Peter Lowe or Low (c. 1550 – 1610) was a surgeon and founder of the institution now known as the Royal College of Physicians and Surgeons of Glasgow.

==Biography==
Lowe was born in Scotland around 1550 and left in 1565 to study medicine on the Continent. He completed his studies in Paris and by 1589 he was chirurgian (surgeon) major to the Spanish Regiment in the service of Philip II of Spain at the siege of Paris. In the early 1590s he travelled in England with Alexander Dickson, the secretary to the Earl of Errol, who, like his master, was a Catholic. While there he surveyed several harbours, sending details back to James VI in Scotland. On his return to France he was appointed chirurgian ordinary to Henry IV of France.

On his return to Scotland, he settled in Glasgow around 1598. He found that the practice of medicine in the west of the country was in the hands of "cosoners, quack-salvers, charlitans, witches, charmers, and divers other sorts of abusers." He petitioned the King, then James VI, and was granted a Charter which enabled the foundation of a medical incorporation for physicians and surgeons. The college later expanded to include dentists, making it the only institution in the British Isles to admit all three professions.

Lowe was dispatched by James VI in 1601 to accompany the Earl of Lennox on a mission to King Henry's court in Paris. In Glasgow he married as his second wife, Helen Wemyss, the daughter of the first Protestant minister of the Cathedral.

He died in 1610 and is buried in the grounds of Glasgow Cathedral against the southern boundary wall, where his grave is marked by a large monument.

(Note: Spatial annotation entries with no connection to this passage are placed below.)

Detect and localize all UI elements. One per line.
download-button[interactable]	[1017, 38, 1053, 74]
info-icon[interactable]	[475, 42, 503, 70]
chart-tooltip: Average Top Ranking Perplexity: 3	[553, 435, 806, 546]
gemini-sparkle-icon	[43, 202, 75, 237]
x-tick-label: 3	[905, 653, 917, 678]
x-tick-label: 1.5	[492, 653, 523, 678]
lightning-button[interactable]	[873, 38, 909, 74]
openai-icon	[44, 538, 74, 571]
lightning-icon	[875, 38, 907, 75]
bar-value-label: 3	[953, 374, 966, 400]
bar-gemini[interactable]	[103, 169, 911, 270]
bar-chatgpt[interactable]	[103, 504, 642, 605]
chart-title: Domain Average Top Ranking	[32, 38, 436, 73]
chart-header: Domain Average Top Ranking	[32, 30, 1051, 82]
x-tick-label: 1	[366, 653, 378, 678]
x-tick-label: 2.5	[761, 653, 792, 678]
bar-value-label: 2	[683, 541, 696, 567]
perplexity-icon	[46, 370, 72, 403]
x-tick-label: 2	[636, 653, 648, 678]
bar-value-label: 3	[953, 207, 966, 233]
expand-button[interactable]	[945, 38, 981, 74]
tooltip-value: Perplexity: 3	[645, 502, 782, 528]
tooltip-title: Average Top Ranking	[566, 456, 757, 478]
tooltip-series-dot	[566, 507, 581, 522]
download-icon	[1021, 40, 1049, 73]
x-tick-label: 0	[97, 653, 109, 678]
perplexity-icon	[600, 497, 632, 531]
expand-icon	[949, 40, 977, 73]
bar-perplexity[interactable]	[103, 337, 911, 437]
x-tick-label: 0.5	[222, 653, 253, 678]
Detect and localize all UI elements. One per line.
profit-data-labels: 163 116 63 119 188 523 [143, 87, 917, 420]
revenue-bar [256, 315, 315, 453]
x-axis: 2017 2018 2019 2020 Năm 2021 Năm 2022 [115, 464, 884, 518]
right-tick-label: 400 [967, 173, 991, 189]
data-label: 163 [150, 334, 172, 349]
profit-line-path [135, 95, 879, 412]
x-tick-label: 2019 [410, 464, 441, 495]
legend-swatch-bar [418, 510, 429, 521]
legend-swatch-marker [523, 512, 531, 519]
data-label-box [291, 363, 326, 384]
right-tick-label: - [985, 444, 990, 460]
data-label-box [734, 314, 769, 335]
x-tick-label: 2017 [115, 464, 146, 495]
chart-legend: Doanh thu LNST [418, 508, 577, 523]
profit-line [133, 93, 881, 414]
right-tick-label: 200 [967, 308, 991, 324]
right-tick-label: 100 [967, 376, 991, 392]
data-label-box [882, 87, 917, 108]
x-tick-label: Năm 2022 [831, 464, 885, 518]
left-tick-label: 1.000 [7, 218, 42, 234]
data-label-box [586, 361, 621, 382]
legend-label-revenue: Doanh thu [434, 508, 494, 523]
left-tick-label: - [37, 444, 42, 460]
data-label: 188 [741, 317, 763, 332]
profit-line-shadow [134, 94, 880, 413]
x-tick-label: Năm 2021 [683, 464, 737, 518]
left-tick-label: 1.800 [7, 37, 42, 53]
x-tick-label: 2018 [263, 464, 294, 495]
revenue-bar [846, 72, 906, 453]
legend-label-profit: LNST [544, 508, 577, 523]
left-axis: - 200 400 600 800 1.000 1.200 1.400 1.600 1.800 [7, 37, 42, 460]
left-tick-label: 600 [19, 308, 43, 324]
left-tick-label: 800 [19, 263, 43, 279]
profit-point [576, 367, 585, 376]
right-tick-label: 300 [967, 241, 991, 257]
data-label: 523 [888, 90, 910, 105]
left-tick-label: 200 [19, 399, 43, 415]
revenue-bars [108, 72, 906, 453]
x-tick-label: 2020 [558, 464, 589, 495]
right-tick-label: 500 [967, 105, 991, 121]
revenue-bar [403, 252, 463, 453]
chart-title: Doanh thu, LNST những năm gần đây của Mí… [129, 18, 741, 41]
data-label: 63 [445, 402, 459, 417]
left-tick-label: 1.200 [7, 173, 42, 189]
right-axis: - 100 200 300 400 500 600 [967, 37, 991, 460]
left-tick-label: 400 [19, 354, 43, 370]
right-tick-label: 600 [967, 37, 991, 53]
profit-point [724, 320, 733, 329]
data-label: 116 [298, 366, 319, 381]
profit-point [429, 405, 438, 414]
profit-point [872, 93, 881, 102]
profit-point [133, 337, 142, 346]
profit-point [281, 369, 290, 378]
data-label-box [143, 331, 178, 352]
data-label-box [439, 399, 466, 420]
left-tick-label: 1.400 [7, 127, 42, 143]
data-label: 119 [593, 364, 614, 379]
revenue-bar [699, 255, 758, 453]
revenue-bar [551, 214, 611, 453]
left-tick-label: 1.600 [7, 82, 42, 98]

A large 19th-century bronze memorial to his memory also exists on the inner north wall within Glasgow Cathedral.

==Family==

He married Helen Weems, daughter of Rev David Weems of the High Kirk of Glasgow. They had a son, John Lowe.

==Writings==
- Spanish Sickness (1596)
- A Discourse on the Whole Art of Chirurgerie ["Surgery"] (1597)

==Artistic recognition==

A contemporary portrait of Lowe is held at the Faculty of Physicians and Surgeons in Glasgow.